PLN quoted in opinion piece: Should prisoners work for free?
SHOULD WE MAKE PRISONERS WORK FOR FREE?
OZY’s electrifying prime-time TV show, Third Rail With OZY, is continuing to serve up provocative questions each week, and we want you to weigh in with your thoughts. This week: Should we make prisoners work for free? Email thirdrail@ozy.com with your thoughts and we might feature your answer next week. Missed the debates from last season? Catch up here.
When U.S. politicians talk of helping workers earn higher wages, they’re almost never referring to a group of people who constitute a population as large as that of Houston, the country’s fourth-largest city. This group gets paid almost nothing for their labor in five states, and their counterparts elsewhere have pitifully low salaries — far below minimum wage. Who are they? The incarcerated men and women of America.
So should we be paying prisoners better? Doing that will help prisoners earn, save and prepare for a life after they are released and will eliminate what some prison-reform advocates view as the last vestige of slavery in the country. The 13th Amendment, which otherwise banned slavery, expressly allowed the practice to continue for prisoners “as a punishment for crime whereof the party shall have been duly convicted.”
“Ultimately, it’s not very complex — it’s simple slavery and economic exploitation,” says Paul Wright, executive director of the Human Rights Defense Center, a prisoner-rights nonprofit based in Lake Worth, Florida.
But getting rid of the practice isn’t easy. It’s constitutionally legal, and prisoners are not considered employees or workers under the Fair Labor Standards Act. Using taxpayer dollars to boost salaries for criminals also probably wouldn’t go down well with the American public, explains Alex Friedmann, president of the Private Corrections Institute, a nonprofit watchdog, and the managing editor of Prison Legal News. “I don’t anticipate any change,” he says.
Prior to conviction, no arrestee can be forced to work. Detainees of the Immigration and Customs Enforcement can’t be forced to work either — though some lawsuits have alleged forced labor. But for most of the nation’s 2.3 million convicts, there is no escape.
Hourly wage rates for most regular prison jobs range from nothing in Texas, Florida, Arkansas, Alabama and Georgia to $1 in states like Connecticut. And the average wage prisoners earn in the rest of the country has actually dropped compared to 2001, according to research by Wendy Sawyer, an analyst at the Prison Policy Initiative, a think tank based in Northampton, Massachusetts. That contrasts with other major democracies, including India and the U.K., which — while home to their own share of prison-related problems — have increased wages for prisoners in recent years.

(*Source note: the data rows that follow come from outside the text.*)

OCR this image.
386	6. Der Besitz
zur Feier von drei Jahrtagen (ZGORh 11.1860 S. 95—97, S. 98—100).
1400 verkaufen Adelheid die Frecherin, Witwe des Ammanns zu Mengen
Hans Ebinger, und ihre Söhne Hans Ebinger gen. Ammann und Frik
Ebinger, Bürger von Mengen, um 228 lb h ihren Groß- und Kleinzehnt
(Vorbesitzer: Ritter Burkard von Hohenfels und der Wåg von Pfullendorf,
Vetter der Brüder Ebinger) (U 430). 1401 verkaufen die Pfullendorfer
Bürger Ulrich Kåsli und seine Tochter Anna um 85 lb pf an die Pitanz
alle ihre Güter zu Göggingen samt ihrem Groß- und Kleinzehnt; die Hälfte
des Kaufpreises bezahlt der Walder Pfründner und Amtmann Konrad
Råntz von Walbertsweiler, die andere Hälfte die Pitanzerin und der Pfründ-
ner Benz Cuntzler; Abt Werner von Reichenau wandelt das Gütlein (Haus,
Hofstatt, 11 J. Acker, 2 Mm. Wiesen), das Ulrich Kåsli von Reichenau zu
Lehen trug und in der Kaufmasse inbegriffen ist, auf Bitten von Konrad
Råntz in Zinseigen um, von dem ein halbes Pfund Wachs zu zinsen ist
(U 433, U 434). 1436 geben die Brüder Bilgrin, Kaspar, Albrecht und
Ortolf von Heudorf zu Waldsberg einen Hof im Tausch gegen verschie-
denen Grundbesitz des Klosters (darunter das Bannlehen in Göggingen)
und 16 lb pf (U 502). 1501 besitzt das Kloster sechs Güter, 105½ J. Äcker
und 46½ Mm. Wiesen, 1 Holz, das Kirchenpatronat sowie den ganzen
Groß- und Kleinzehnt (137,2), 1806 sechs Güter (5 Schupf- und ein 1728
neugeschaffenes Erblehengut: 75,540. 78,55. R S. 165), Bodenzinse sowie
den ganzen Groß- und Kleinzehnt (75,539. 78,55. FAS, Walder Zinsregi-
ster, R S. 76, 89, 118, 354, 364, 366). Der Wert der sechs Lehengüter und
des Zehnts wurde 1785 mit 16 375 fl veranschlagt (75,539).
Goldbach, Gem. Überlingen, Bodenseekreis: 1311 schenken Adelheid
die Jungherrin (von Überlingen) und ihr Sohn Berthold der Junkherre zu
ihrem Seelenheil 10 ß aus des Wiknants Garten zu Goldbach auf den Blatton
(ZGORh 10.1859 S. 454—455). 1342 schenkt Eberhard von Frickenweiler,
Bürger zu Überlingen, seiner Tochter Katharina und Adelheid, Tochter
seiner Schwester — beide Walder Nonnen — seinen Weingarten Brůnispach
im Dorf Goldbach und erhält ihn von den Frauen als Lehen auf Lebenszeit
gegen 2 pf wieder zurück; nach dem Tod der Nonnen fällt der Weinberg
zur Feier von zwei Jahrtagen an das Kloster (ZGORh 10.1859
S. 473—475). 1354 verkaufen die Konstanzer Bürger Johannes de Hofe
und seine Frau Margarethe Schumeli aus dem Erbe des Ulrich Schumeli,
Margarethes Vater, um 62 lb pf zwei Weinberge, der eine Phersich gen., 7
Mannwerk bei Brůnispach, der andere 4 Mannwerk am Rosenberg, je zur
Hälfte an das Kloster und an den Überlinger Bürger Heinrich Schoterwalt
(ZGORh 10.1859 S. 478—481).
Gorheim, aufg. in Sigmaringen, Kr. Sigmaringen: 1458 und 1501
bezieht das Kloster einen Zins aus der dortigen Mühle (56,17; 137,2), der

There are exceptions within the U.S. prison system too. Around 100,000 prisoners work on what are known as industry jobs — effectively, factories inside jails — churning out everything from food to clothes. They receive better pay — as high as $4.90 an hour in Alaska — though still well below minimum wage. And there’s a tiny slice of the prisoner population, around 5,700, that works, through subcontractors, for big-brand companies like Microsoft and McDonald’s. They earn, through what is called the Prison Industry Enhancement, at least federal minimum wages.
But the workers in industry jobs or working under PIE constitute less than 5 percent of America’s prisoners. And it isn’t as though prisons are doing well economically by not paying prisoners; many are running losses. For companies tapping into prison labor, though, the model works well. Wage bills are low, and companies don’t need to spend on benefits. Some prisons even offer land or property at subsidized rates to incentivize industry to seek partnerships.
And nationally, there’s not much appetite for better wages for prisoners, because memories of bruising economic blows are fresh for many working families, says Friedmann. But then again, most major social changes have followed years of back-and-forth arguments, and they weren’t always universally popular. The debate over prison labor, in other words, is unlikely to go away anytime soon.